African Wild Dog

 

Species Data

Class: Mammalia

Order: Carnivora

Family: Canidae

Scientific Name: Lycaon pictus

IUCN Red List status: Endangered

IUCN Species Range Map

 
 

Description

Africa’s largest canid, the African Wild Dog, also known as the Hunting or Painted Dog, is easily recognised by its unmistakable short coat, blotched with black, white, brown, and yellowish-brown, giving a ‘painted’ appearance. Each individual has a unique colour pattern. There is no underfur, and sometimes the blackish skin shows through the coat where the fur is thin. The muzzle is black with a black line running between the eyes over the top of the head between the large, rounded ears. The forehead on either side of the black line is pale fawn to white. The body is slim with long legs, and each paw has four toes. Both sexes are roughly the same size, with a total body length between 105-150 cm, including a 30-40 cm long bushy white-tipped, or sometimes white with a black-tipped tail, and a shoulder height of 65-80 cm. Individuals range in weight from 20-30 kg.

Both male and female reach sexual maturity between 12-18 months old and their average lifespan in the wild is 10 years.

 
 

Behaviour

African Wild Dogs are social animals, living in packs typically numbering 10-15 individuals, although sometimes in groups of up to 40. Each pack has a dominant pair, the alpha male and alpha female, and each sex has its own dominance hierarchy. The pack usually has more males than females. This species is not territorial and, unusually amongst canids, only occasionally urine mark, but they do need large home ranges of up to 2,000 km2 (772 m2).

These mainly diurnal carnivores are most active in the cooler mornings and early evenings. They are cooperative hunters, hunting in packs led by the alpha male, using sight to find and target prey that is then chased at speeds of up to 55 kph (34 mph), sometimes over several kilometres, until the prey tires.

African Wild Dogs hunt prey averaging around 50 kg, mostly medium-sized antelope such as Impala and Greater Kudu, and also Common Wildebeest, Warthog, and Steenbok. They will also tackle larger animals up to 200 kg and smaller prey such as rats, hares, lizards, and birds. This species is a highly effective hunter, with an incredible 80% of hunts ending with a successful kill.
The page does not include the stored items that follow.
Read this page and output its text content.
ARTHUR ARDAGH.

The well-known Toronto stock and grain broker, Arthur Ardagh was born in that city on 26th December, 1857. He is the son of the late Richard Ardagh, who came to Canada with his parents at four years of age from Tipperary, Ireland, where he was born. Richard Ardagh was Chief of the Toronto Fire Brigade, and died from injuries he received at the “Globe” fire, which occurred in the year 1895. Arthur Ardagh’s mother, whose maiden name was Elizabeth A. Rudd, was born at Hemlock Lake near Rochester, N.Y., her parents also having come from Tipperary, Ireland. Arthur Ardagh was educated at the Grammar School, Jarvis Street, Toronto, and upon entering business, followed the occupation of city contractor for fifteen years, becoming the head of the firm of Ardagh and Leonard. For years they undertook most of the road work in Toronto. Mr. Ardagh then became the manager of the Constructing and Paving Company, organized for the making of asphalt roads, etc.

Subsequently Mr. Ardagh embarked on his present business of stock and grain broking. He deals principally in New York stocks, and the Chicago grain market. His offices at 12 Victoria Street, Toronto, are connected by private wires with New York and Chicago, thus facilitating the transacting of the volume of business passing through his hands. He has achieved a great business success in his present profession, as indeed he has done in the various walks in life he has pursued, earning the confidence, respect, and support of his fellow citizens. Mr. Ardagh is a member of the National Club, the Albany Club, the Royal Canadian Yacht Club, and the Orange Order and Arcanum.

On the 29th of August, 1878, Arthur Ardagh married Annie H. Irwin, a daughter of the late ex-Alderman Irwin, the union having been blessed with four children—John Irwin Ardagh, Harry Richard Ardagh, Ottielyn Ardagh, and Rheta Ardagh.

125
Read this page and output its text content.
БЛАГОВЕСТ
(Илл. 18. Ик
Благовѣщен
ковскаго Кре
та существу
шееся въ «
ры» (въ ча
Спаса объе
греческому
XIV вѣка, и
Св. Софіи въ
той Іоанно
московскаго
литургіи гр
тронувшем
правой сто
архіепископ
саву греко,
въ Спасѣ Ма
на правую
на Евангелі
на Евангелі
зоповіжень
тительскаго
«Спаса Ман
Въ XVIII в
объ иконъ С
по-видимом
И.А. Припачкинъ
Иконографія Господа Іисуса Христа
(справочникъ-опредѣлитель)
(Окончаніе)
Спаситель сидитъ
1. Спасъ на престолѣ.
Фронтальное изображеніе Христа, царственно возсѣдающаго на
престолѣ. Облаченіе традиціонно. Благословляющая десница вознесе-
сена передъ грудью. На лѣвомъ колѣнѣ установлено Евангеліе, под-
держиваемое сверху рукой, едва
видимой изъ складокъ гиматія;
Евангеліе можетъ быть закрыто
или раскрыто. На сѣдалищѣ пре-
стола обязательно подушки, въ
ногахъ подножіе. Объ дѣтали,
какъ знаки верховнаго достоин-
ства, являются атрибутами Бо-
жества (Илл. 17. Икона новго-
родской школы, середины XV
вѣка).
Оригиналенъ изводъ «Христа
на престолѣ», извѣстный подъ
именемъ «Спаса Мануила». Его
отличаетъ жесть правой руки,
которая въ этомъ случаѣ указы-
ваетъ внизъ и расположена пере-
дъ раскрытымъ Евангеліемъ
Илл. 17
The breeding season runs from January to May. The alpha male mates with the alpha female and subordinate females are prevented from breeding, sometimes leading to aggressive behaviour. Pups are born between March and July after a gestation period of 60-80 days, and litters range in size from 2-20 pups, although eight pups are the average. The pups remain with their mother in the den, usually a grass-lined burrow, for three to four weeks, after which other females in the pack will also suckle the litter. Pups are weaned between 35-90 days, and at around 2 ½ years old, females will leave the pack to join other packs with no adult females. As well as caring for pups, the whole pack also cooperates in caring for injured and sick members.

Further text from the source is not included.